Is there specific vibrations to Hong-Sau that make it more beneficial than other mantras, or would you recommend I use whichever mantra I personally resonate with?

Nayaswami Devarshi

Nayaswami Devarshi

Ananda Village

Answer

Dear Jack,

There are a few ways that you can look at this. One of them, as you allude to, is that “Hong-Sau” is a beej mantra, or seed mantra. That means that it works with sound and vibration on the most elemental level, with the specific effect of calming the mind. It also has a meaning, but that’s much less important than it’s vibratory effect. Practiced over time, it will have much more of that calming effect than other mantras.

September 29
2014

harjit bali
India

Question

I am very confused. My question is: Does God Exist? I am 32 years old and still I am not settled yet. Daily morning I pray to God: “Please forgive me. Please god help me. Please God show me the way.” Were have I to go?

Nayaswami Hriman

Nayaswami Hriman

Ananda Seattle

Answer

Dear Friend,

At 32, you are ready to be settled and it is an age where it is right to wish for this. It is good and it is right.

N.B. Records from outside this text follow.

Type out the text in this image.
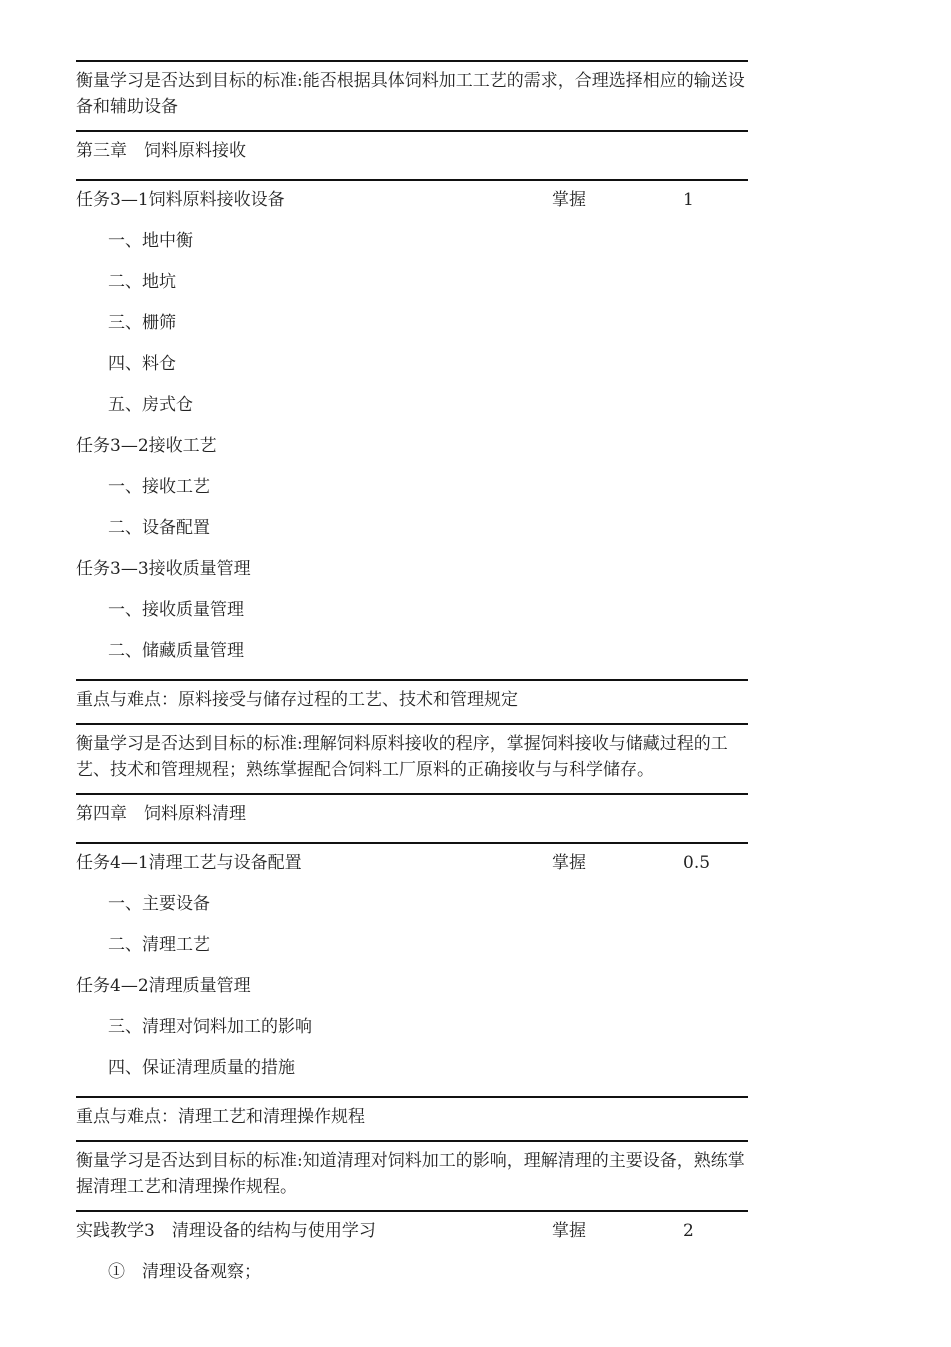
衡量学习是否达到目标的标准:能否根据具体饲料加工工艺的需求，合理选择相应的输送设备和辅助设备

第三章　饲料原料接收
任务3—1饲料原料接收设备	掌握	1
一、地中衡
二、地坑
三、栅筛
四、料仓
五、房式仓
任务3—2接收工艺
一、接收工艺
二、设备配置
任务3—3接收质量管理
一、接收质量管理
二、储藏质量管理

重点与难点：原料接受与储存过程的工艺、技术和管理规定

衡量学习是否达到目标的标准:理解饲料原料接收的程序，掌握饲料接收与储藏过程的工艺、技术和管理规程；熟练掌握配合饲料工厂原料的正确接收与与科学储存。

第四章　饲料原料清理
任务4—1清理工艺与设备配置	掌握	0.5
一、主要设备
二、清理工艺
任务4—2清理质量管理
三、清理对饲料加工的影响
四、保证清理质量的措施

重点与难点：清理工艺和清理操作规程

衡量学习是否达到目标的标准:知道清理对饲料加工的影响，理解清理的主要设备，熟练掌握清理工艺和清理操作规程。

实践教学3　清理设备的结构与使用学习	掌握	2
①　清理设备观察；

Think about this: if a person is desperate to have a job or to find a marriage partner, his “desperate-ness” will show itself in nervousness, anxiety, and in making poor decisions, grabbing at the first opportunity instead of being patient for the right opportunity. To be desperate is to PUSH AWAY the very thing one wants the most.

Sangita
India

Question

Namashkar! We have grown up learning that a man of strength in character apologizes when he wrongs someone. He is not scared or ashamed to say sorry to make the victim feel better. On the contrary, recently I read an article in which American psychologists say that apologizing may not be a good idea always as we give away our power to the victim. It may lead to lowering of our self esteem. Which one holds more truth?

Nayaswami Hriman

Nayaswami Hriman

Ananda Seattle

Answer

Dear Sangita,

Those “American psychologists” may have had particular circumstances in mind, but, in general, it IS the right thing to apologize (and make amends, where possible). Under most circumstances there will be no DISadvantage to do so and every moral and spiritual reason to “do the right thing.”